Ero estremamente timida, facevo amicizia con chi mi ispirava fiducia e aveva un'aura buona, perché sì, vedevo e percepivo le auree. Non sono cazzate, l'aura esiste davvero. Sapevo fin da piccola di essere diversa dagli altri, ma questa è una storia che vi racconterò dopo.

Mi chiamò un altro paio di volte prima di riuscire ad avvicinarmi, sotto lo sguardo dei ragazzi seduti, tra cosplay e divise di Harry Potter.

«Come sai questo nome?» chiese con uno sguardo così da teatro che fra poco ridevo.

«Mi piace l'angiologia e la demonologia» risposi a bassa voce.

L'uomo seduto ancora più attirato da me, mise la gamba a terra e chiuse il libro dandomi tutta la sua attenzione.

«Meraviglioso» disse il mezzo genio sgranando gli occhi e agitando le braccia.

Mi fece altre domande su quel genere e io risposi preparata.

L'uomo seduto sulla sedia ammiccava un sorriso ogni volta che rispondevo.

Mi comprai la sua simpatia e quella dei ragazzi seduti. Guardai i ragazzi con le cravatte gialle e nere, i Tassorosso, la mia casa. Avevo fatto un test che mi aveva smistata lì, anche Vanessa l'aveva fatto, ma era risultata serpeverde.

L'uomo che assomigliava a un prete in borghese iniziò a girarmi a torno, mi faceva domande su quello che sapevo sul sovrannaturale. Si presentò con il nome Curt. Sapeva parlare bene l'italiano, anche se avevo sentito qualche nota straniera nella sua voce. Non pensavo che fosse un maniaco, ma pensavo che nascondesse qualcosa.

«Tu» disse sedendosi accanto a me «Hai bisogno di queste» lasciò cadere sul tavolo delle pietre.

Lo guardai stranita.

«Alcune pietre fanno bene alla nostra psiche e al nostro organismo. Non prendermi per un santone, è solo che mi piace l'occulto come te» disse sorridendomi.

Prese l'acquamarina e la mostrò davanti a me.

«Aiuta a sciogliere la timidezza, a calmare i nervi, aiuta l'autostima, diminuisce la paura e l'ansia» mi spiegò cose che già sapevo.

«Sì l'acquamarina, lo so» risposi.

«Sei intelligente» mi fece un complimento lui.

«Non sono intelligente, ho solo studiato cose che mi piacciono» replicai.

«Studiare indica intelligenza» mi sorrise Curt, e ricambiai.

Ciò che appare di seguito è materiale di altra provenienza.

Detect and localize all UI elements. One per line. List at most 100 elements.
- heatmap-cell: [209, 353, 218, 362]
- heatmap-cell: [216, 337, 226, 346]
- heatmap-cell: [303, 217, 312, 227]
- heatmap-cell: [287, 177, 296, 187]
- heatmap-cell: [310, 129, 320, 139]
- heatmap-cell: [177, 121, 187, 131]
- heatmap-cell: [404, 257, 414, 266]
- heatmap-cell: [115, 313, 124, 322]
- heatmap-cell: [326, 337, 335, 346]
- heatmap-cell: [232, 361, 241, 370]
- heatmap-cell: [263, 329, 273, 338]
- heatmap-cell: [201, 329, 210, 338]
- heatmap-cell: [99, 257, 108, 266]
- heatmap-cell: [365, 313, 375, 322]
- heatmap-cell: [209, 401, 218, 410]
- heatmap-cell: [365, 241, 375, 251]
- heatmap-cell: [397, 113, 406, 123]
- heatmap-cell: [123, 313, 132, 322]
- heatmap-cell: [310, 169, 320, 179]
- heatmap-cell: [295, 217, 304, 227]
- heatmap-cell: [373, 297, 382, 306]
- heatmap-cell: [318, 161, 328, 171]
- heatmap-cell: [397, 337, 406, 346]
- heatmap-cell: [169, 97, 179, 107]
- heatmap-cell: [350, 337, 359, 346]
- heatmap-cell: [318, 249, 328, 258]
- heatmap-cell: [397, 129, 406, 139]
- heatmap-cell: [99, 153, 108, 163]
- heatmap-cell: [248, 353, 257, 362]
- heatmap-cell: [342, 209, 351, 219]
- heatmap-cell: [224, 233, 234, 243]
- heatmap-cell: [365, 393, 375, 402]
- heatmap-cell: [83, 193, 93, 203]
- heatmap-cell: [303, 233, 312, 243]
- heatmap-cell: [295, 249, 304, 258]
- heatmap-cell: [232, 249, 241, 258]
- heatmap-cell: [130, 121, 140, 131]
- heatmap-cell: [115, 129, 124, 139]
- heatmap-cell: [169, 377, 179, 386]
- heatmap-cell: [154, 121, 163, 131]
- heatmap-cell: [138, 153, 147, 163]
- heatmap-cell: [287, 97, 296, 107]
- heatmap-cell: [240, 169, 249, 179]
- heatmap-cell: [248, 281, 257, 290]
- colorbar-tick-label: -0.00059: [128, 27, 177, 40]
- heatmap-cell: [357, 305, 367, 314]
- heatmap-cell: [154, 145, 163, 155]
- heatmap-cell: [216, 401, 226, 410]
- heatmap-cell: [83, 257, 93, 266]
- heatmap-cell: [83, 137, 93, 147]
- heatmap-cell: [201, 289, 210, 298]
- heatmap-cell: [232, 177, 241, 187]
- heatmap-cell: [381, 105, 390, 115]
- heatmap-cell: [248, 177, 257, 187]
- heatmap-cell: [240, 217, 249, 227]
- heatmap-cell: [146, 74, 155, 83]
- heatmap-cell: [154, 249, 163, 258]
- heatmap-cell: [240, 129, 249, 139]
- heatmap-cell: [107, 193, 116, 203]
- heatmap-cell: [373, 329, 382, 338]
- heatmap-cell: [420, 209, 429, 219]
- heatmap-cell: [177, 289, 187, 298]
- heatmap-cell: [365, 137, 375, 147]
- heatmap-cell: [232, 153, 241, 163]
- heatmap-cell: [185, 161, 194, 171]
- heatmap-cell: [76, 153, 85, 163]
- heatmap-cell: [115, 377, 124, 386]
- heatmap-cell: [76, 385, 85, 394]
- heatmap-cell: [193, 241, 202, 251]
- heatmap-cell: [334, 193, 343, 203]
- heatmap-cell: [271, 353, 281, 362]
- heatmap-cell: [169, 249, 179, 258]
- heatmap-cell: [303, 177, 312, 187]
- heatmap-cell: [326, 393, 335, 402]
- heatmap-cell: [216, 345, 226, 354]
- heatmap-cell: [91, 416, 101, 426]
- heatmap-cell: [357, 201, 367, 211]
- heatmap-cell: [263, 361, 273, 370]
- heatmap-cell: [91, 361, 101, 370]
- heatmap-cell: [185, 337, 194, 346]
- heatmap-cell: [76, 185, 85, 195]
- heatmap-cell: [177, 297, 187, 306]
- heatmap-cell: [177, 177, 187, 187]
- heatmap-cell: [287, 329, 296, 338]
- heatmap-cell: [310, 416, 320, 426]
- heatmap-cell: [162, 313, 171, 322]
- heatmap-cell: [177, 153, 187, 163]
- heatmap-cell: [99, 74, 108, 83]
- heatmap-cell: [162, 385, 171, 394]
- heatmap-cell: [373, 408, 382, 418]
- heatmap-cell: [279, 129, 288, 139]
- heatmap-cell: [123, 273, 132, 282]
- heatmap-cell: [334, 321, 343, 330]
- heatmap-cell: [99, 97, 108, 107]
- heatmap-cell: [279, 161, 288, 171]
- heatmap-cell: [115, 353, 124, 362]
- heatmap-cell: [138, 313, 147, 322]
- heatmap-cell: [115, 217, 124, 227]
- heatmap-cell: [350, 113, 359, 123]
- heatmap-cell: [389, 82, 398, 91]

«L'agata fucsia» prese la pietra in mano «Questa ti incita a lasciare andare le delusioni e la tristezza. Ce ne sono di tanti colori, ognuna una caratteristica diversa» mi spiegò.

«La adularia, una pietra lunare» mi mostrò una pietra bianca «Aiuta la sfera emotiva a essere meno sconclusionata» affermò sorridendomi.

Credo che abbia capito il tipo di persona che io ero: quando l'emotività era troppa, offuscava la mia sfera razionale, e quando era troppo poca non prendevo in considerazione proprio i sentimenti.

«L'alessandrite sollecita gli scopi spirituali e la consapevolezza» mi illustrò.

Stava esponendo le pietre in ordine alfabetico, iniziai a farfugliare delle ipotesi.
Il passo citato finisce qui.